With the aid The Space James Webba Way Team of Astronomers broke the record of the oldest, most distant galaxy detected by people.
In pre -relief examinationStill awaiting review and publication in the magazine, astronomers describe this primitive galaxy, giving it the name Mom Z14. According to the researchers’ calculations, this “miracle” was created 280 million years after the Substantial Bang, beating the record set by the discovery last year Jades-GS-Z14-0, the galaxy created 290 million years after the origin of the universe.
To place these measurements in the context, the current age of the universe is estimated at 13.8 billion years. The land is approximate the age of 4.543 billion years. Nobody expected that James Webb’s space telescope would be able to observe things so close to a century to a large explosion just three and a half years after launching.
A brief reminder of distances in relation to space -time. Because the featherlight travels at a speed of 300,000 meters per second, and because the space expands, observing the featherlight from very distant objects is equivalent to see what they are a long time ago. For example, when we say that my mother Z14 is about 13.5 billion years venerable, it means that you will have to travel 13.5 billion years at the speed of featherlight to reach it. So far, there is no sense detected by the scientific instrument further, and at the same time older than this.
James Webb Space Telescope, with its ability to a depth of distant space, allows us to examine some aspects of the universe in the early stages. How does it do it? By infrared sensors. Because of the expansion of the universe, almost all galaxies we see from the ground move away from us. So, from our point of view, their featherlight seems to have a longer wavelength because it is stretched by this move. We call it “shift to red“Their wavelengths are red because they are longer, and therefore they change towards the red end of the featherlight spectrum. The earlier the object was created, and thus further, expanding outside for a long time, the greater the shift towards the red.

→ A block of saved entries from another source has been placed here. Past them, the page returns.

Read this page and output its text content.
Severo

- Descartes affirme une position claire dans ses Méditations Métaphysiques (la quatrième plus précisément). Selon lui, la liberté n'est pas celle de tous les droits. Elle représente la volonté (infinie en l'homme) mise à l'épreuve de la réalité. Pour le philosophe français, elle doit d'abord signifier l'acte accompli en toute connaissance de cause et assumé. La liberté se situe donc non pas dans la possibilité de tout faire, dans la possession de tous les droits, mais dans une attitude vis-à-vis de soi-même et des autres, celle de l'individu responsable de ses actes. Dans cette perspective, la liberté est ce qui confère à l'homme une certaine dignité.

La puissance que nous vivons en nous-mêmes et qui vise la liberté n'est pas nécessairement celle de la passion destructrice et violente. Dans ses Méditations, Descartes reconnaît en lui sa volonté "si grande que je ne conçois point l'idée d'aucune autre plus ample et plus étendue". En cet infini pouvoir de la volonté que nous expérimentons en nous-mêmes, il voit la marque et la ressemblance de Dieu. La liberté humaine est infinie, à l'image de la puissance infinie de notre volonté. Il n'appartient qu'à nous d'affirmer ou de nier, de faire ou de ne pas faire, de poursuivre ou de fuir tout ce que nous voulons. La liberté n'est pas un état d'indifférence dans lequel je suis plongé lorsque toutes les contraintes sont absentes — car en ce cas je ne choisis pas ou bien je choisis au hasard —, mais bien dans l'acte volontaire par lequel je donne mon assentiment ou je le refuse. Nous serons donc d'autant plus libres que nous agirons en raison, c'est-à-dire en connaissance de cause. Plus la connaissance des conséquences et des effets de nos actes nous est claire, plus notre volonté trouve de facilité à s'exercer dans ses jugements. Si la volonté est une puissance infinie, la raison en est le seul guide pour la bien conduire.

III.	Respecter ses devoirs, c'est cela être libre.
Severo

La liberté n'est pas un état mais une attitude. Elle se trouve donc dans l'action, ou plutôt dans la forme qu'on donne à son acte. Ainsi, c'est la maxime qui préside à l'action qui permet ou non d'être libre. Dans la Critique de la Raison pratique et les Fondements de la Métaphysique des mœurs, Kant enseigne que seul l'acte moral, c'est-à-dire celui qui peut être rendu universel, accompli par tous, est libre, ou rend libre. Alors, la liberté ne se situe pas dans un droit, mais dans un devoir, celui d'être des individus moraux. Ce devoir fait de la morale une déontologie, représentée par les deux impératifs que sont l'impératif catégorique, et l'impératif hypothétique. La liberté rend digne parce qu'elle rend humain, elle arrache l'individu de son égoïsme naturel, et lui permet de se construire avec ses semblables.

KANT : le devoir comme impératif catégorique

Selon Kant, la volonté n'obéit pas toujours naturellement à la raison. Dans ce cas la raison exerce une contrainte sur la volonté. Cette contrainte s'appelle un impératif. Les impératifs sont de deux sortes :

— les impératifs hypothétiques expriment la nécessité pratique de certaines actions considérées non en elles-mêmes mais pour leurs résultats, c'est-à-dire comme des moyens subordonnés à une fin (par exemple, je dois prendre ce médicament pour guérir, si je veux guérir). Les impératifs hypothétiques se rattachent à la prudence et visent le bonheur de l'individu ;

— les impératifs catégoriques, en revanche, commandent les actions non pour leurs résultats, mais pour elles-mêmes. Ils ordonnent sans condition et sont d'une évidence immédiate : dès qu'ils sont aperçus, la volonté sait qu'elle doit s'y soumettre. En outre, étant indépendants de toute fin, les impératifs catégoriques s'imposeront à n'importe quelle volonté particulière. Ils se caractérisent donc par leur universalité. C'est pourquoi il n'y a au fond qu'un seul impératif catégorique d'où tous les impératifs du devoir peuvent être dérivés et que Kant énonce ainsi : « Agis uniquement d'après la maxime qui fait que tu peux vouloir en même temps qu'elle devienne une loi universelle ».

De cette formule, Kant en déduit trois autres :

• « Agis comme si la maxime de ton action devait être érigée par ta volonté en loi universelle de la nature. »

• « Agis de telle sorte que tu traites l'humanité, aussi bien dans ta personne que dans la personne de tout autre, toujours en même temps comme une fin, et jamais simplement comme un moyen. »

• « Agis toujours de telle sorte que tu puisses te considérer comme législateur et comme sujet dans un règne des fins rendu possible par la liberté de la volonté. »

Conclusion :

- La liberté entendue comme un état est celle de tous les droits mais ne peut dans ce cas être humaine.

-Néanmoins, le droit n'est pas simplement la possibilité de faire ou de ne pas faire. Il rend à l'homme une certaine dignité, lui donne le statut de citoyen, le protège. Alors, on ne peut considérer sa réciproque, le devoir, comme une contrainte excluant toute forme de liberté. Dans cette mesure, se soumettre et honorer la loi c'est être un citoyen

James Webb’s space telescope was able to determine that Mom Z14 is 50 times smaller than the Milky Way, and also detected the presence of nitrogen and coal in the galaxy. This is significant, because despite the importance of 280 million years older than a great explosion, it shows that Mom Z14 does not belong to the first generation of galaxies, because the stars in these galaxies would be made only of hydrogen and helium, elements that mainly constituted the early universe. Heavier elements arrived only laterAfter produced in the stars.
Can James Webb cross this threshold and find the first generation of galaxies? Such discoveries can be far away, but we must look.